Sea Lion Sea lions are an icon of the California coast! They bark loudly to communicate with each other. Just like the Harbor Seal, the California Sea Lion is easy to spot along the beaches of San Diego. Look for Sea Lions on docks and along the coast in La Jolla! Sea lions are brownish in color and have large flippers that they use to help them move on land. One way to tell if you're looking at a sea lion or a seal is to look for ears. If you see ears, it’s a sea lion! Sea lions are also more social than seals, so you will probably see them in a group. Photocredit: Ruben Undheim
Honey Bee Honey bees are a domesticated insect! When you see a honeybee it might go back to someone's back yard and make honey for one of your neighbors! Sometimes you hear them before you see them. Bees are specialized insects called pollinators. They gather nectar and pollen from flowers. As pollinators, they play a very important role in ecosystems worldwide.
Domestic cats come in many colors! They are excellent buddies and wonderful pets. Historians think that humans have lived with domestic cats since 7500 BC!
Unfortunately, if you see a kitty cat outside, they might be posing a danger to birds. Domestic cats should stay indoors for their safety and the safety of native wildlife.

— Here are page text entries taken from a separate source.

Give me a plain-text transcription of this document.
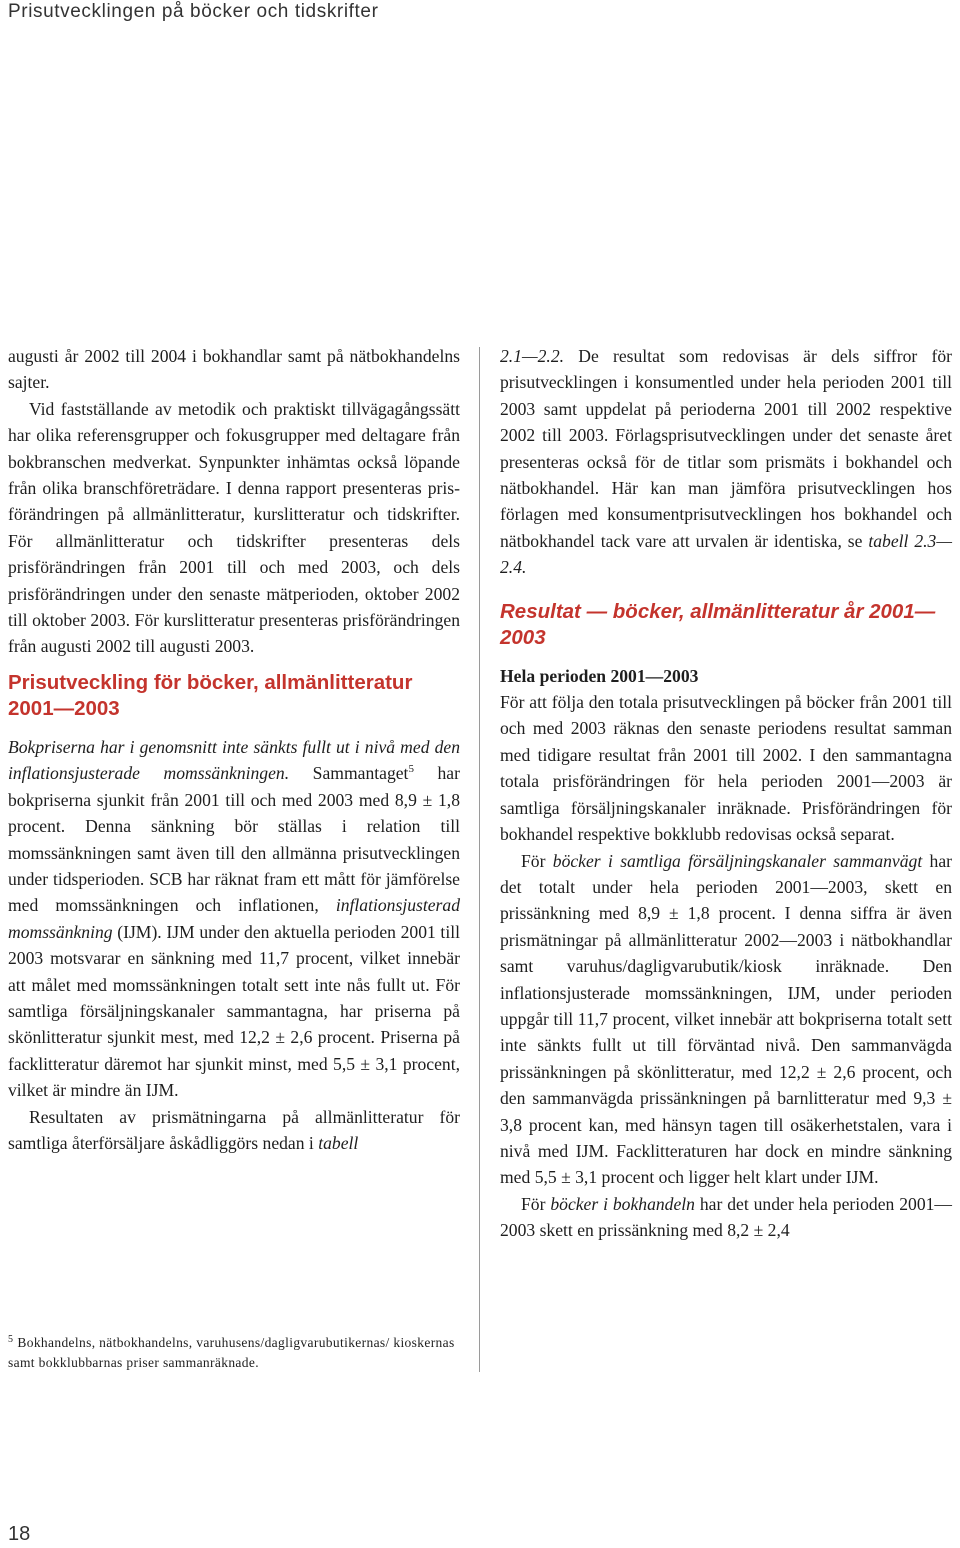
Prisutvecklingen på böcker och tidskrifter

augusti år 2002 till 2004 i bokhandlar samt på nätbokhandelns sajter.

Vid fastställande av metodik och praktiskt tillvägagångssätt har olika referensgrupper och fokusgrupper med deltagare från bokbranschen medverkat. Synpunkter inhämtas också löpande från olika branschföreträdare. I denna rapport presenteras prisförändringen på allmänlitteratur, kurslitteratur och tidskrifter. För allmänlitteratur och tidskrifter presenteras dels prisförändringen från 2001 till och med 2003, och dels prisförändringen under den senaste mätperioden, oktober 2002 till oktober 2003. För kurslitteratur presenteras prisförändringen från augusti 2002 till augusti 2003.

Prisutveckling för böcker, allmänlitteratur 2001—2003

Bokpriserna har i genomsnitt inte sänkts fullt ut i nivå med den inflationsjusterade momssänkningen. Sammantaget$^5$ har bokpriserna sjunkit från 2001 till och med 2003 med 8,9 ± 1,8 procent. Denna sänkning bör ställas i relation till momssänkningen samt även till den allmänna prisutvecklingen under tidsperioden. SCB har räknat fram ett mått för jämförelse med momssänkningen och inflationen, inflationsjusterad momssänkning (IJM). IJM under den aktuella perioden 2001 till 2003 motsvarar en sänkning med 11,7 procent, vilket innebär att målet med momssänkningen totalt sett inte nås fullt ut. För samtliga försäljningskanaler sammantagna, har priserna på skönlitteratur sjunkit mest, med 12,2 ± 2,6 procent. Priserna på facklitteratur däremot har sjunkit minst, med 5,5 ± 3,1 procent, vilket är mindre än IJM.

Resultaten av prismätningarna på allmänlitteratur för samtliga återförsäljare åskådliggörs nedan i tabell

2.1—2.2. De resultat som redovisas är dels siffror för prisutvecklingen i konsumentled under hela perioden 2001 till 2003 samt uppdelat på perioderna 2001 till 2002 respektive 2002 till 2003. Förlagsprisutvecklingen under det senaste året presenteras också för de titlar som prismäts i bokhandel och nätbokhandel. Här kan man jämföra prisutvecklingen hos förlagen med konsumentprisutvecklingen hos bokhandel och nätbokhandel tack vare att urvalen är identiska, se tabell 2.3—2.4.

Resultat — böcker, allmänlitteratur år 2001—2003
Hela perioden 2001—2003

För att följa den totala prisutvecklingen på böcker från 2001 till och med 2003 räknas den senaste periodens resultat samman med tidigare resultat från 2001 till 2002. I den sammantagna totala prisförändringen för hela perioden 2001—2003 är samtliga försäljningskanaler inräknade. Prisförändringen för bokhandel respektive bokklubb redovisas också separat.

För böcker i samtliga försäljningskanaler sammanvägt har det totalt under hela perioden 2001—2003, skett en prissänkning med 8,9 ± 1,8 procent. I denna siffra är även prismätningar på allmänlitteratur 2002—2003 i nätbokhandlar samt varuhus/dagligvarubutik/kiosk inräknade. Den inflationsjusterade momssänkningen, IJM, under perioden uppgår till 11,7 procent, vilket innebär att bokpriserna totalt sett inte sänkts fullt ut till förväntad nivå. Den sammanvägda prissänkningen på skönlitteratur, med 12,2 ± 2,6 procent, och den sammanvägda prissänkningen på barnlitteratur med 9,3 ± 3,8 procent kan, med hänsyn tagen till osäkerhetstalen, vara i nivå med IJM. Facklitteraturen har dock en mindre sänkning med 5,5 ± 3,1 procent och ligger helt klart under IJM.

För böcker i bokhandeln har det under hela perioden 2001—2003 skett en prissänkning med 8,2 ± 2,4

$^5$ Bokhandelns, nätbokhandelns, varuhusens/dagligvarubutikernas/ kioskernas samt bokklubbarnas priser sammanräknade.
18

Gull Sometimes gulls live near the coast, and sometimes they live in parking lots in the midwest! They are "opportunistic feeders", eating everything from sea stars and crabs to french fries! Here in San Diego, the Ring-billed Gull is the most common Gull and is often called a seagull. Seagulls can drink both fresh and salt water. They are often aggressive and have been known to take food away from beach goers not keeping a close eye on their picnic.